Agitation is a condition afflicting many patients who seek treatment. But as the new book The Diagnosis and Management of Agitation, (Cambridge University Press, Cambridge, United Kingdom) edited by Scott L. Zeller, MD, Kimberly D. Nordstrom, MD, JD, and Michael P. Wilson, MD, PhD states, there is an international crisis with regard to the diagnosis, treatment, and coordinated care in a growing number of patients who demonstrate various forms of behavioral emergencies with agitation.
One of the book’s central conceits is the demystification of agitated individuals as “the enemy.” “What we all need to understand is that our patients, in an episode of agitation, are not bad people even though they might be using profanity, making threatening statements, posturing, or even becoming physical.”
In keeping with this concept, the book surveys such topics as substance use and withdrawal, elder care, mood, personality, and psychotic disorders. For example, a clinician can learn about the pitfalls in evaluating agitation in the elderly, which include neglecting to perform a thorough history and physical examination, failure to diagnose the underlying cause of delirium, and assuming that a patient’s agitation is a symptom of substance abuse or a psychiatric disorder. The book outlines an alternative model for personality disorders from Section III of the DSM-5, in which assessment relies on logical and distinct steps.
And in dealing with agitation due to substance abuse, the process should mimic that used to treat other mental disorders, according to contributors Alexander Schorb and Heinz Grunze. Nonpharmacologic means of behavioral control should precede pharmacologic intervention, and, if needed, medication administration should be easy and non-traumatic.
In addition, Joachim Scharfetter outlines the tenets of the psychiatric evaluation of agitation. “A clinician should never hesitate to ask questions related to suicidality. Such questions do not increase the suicide risk or introduce ideas in the patient just by asking, as is sometimes assumed and feared by inexperienced interviewers,” he says. He also emphasizes de-escalation techniques, which can help reduce a patient’s level of agitation while also giving the patient the ability to make choices and concentrate on questions, both of which can allow a patient to begin to regain self-control.

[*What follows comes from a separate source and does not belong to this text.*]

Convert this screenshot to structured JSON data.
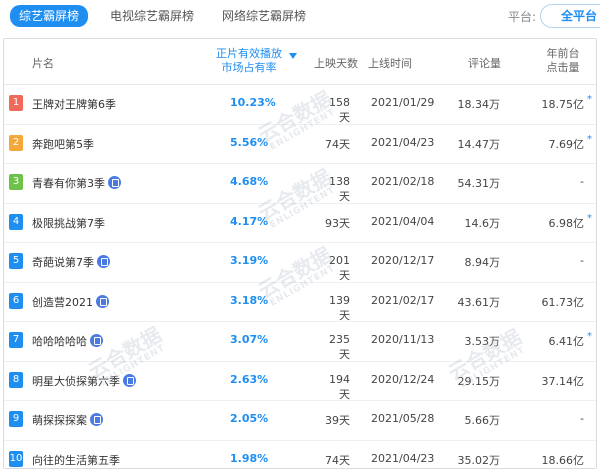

Agitation also acknowledges several obstacles complicating the assessment of patients with agitation, including general uncooperativeness and the inability to get a complete history because the patient’s state only allows them to provide limited information. In addition, the mere administration of interviews and self-reports can escalate agitated behaviors.
When it comes to emerging standards of care, Jon S. Berlin opines that the onus of de-escalation should be on the best-trained physicians; having experts intervene early in patients with agitation can produce better outcomes. Berlin also mentions the growing inclusion of psychiatry emergency services in practice; the need for physicians who are more experienced than psychiatric residents and trainees to make decisions that respond to a combination of the biological, physical, and humanitarian aspects of psychiatry; and the importance of patient follow-up.
Accessible, straight-forward, well-researched and well-organized, The Diagnosis and Management of Agitation is an essential primer on how psychiatrists can address patients who demonstrate agitation. With this book as a guide, we can hope to see many improved outcomes in the future.